Mono zukuri – Making Things: The First Principle



Mono wo tsukuru toiu koto (On Making Things). This was the name Issey Miyake gave to a [1999] exhibition, and, as I think of it, I wonder if he might at the time have been haunted by a certain world in his mind that he wished to bid farewell to completely.



Like the calendar repeating itself year after year, so the fashion business continues to repeat past conventions, and both the industry and the media place their priority on marketing. 



Negative factors such as these, as well as established preconceptions and customs, surround the environment and together they discourage any serious mono zukuri .



Miyake even says laughingly at times, “My favorite word is kusabi , wedge.”



I sometimes wonder what goes on in the deep reality of our time—and his time—in which he maintains a youthful sensibility; this tense, dense time. What converges upon and imbues Issey’s idea of mono zukuri are ­nothing but confidence and pride regarding the past and the future:



“Making things” allows you to have the same state of mind as ordinary people. When I speak of “ordinary people,” I mean our contemporaries, the people who are living in our era, at the same time. Making clothes that everyone can wear means making clothes for people who live with us, our contemporaries.”



The exhibition Issey Miyake Making Things was presented in Paris and New York, and in both cities the sites were filled with joy. Pleats pieces were hung in vast spaces with high ceilings. The installation was entitled Jumping, and that’s exactly what one felt the clothes were doing.
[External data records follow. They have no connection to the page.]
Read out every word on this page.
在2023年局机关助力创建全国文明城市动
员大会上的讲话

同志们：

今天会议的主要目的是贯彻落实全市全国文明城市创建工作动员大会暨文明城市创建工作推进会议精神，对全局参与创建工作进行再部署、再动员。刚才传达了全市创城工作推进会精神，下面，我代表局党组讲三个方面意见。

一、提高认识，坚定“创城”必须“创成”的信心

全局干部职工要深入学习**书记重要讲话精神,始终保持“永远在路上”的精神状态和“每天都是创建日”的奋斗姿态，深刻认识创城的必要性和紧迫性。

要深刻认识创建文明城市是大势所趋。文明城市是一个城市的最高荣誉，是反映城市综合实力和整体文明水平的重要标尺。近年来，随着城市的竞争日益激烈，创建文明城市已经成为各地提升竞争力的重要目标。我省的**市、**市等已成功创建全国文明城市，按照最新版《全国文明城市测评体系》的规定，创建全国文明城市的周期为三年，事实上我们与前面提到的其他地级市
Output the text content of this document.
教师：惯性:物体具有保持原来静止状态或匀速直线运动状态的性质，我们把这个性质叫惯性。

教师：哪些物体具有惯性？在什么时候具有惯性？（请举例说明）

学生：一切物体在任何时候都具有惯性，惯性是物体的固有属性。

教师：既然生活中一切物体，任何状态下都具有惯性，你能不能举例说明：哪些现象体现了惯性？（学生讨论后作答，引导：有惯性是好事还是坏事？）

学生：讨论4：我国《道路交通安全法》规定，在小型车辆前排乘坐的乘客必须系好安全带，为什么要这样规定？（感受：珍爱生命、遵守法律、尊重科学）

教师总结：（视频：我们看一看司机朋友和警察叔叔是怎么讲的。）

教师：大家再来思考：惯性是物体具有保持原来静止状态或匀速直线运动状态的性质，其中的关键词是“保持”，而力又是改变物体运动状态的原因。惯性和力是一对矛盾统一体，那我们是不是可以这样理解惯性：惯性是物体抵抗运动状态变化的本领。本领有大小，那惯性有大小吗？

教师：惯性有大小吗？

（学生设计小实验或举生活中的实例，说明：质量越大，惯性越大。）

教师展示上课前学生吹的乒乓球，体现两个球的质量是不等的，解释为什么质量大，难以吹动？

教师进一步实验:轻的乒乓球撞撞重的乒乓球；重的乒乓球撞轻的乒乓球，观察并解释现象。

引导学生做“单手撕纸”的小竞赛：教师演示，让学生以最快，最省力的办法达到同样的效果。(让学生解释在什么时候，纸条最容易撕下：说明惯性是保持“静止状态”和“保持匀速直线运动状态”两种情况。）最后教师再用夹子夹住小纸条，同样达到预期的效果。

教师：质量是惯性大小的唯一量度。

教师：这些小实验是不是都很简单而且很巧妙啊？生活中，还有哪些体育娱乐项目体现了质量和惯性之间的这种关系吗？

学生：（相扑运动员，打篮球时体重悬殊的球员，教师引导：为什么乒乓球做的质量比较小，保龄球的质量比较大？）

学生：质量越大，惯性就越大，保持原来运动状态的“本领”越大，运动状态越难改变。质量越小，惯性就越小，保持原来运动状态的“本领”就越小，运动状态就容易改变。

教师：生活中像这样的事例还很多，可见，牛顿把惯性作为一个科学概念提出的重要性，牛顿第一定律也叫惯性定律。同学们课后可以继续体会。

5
It was realized by Tokujin Yoshioka, a space designer who had inherited the best of genes from Shiro Kuramata and Issey Miyake.



Fundamentally, the show’s organizers hoped and intended that the ­exhibition would make visitors feel good as they left the venue, and observing their reactions as they did so confirmed that the show had succeeded. How many of them would recall, years later when they grew up, what they had seen on that day? If Issey Miyake entrusted anything to the exhibition as an art medium, I suspect that it might have been the expectation that this sort of recollection would prevail.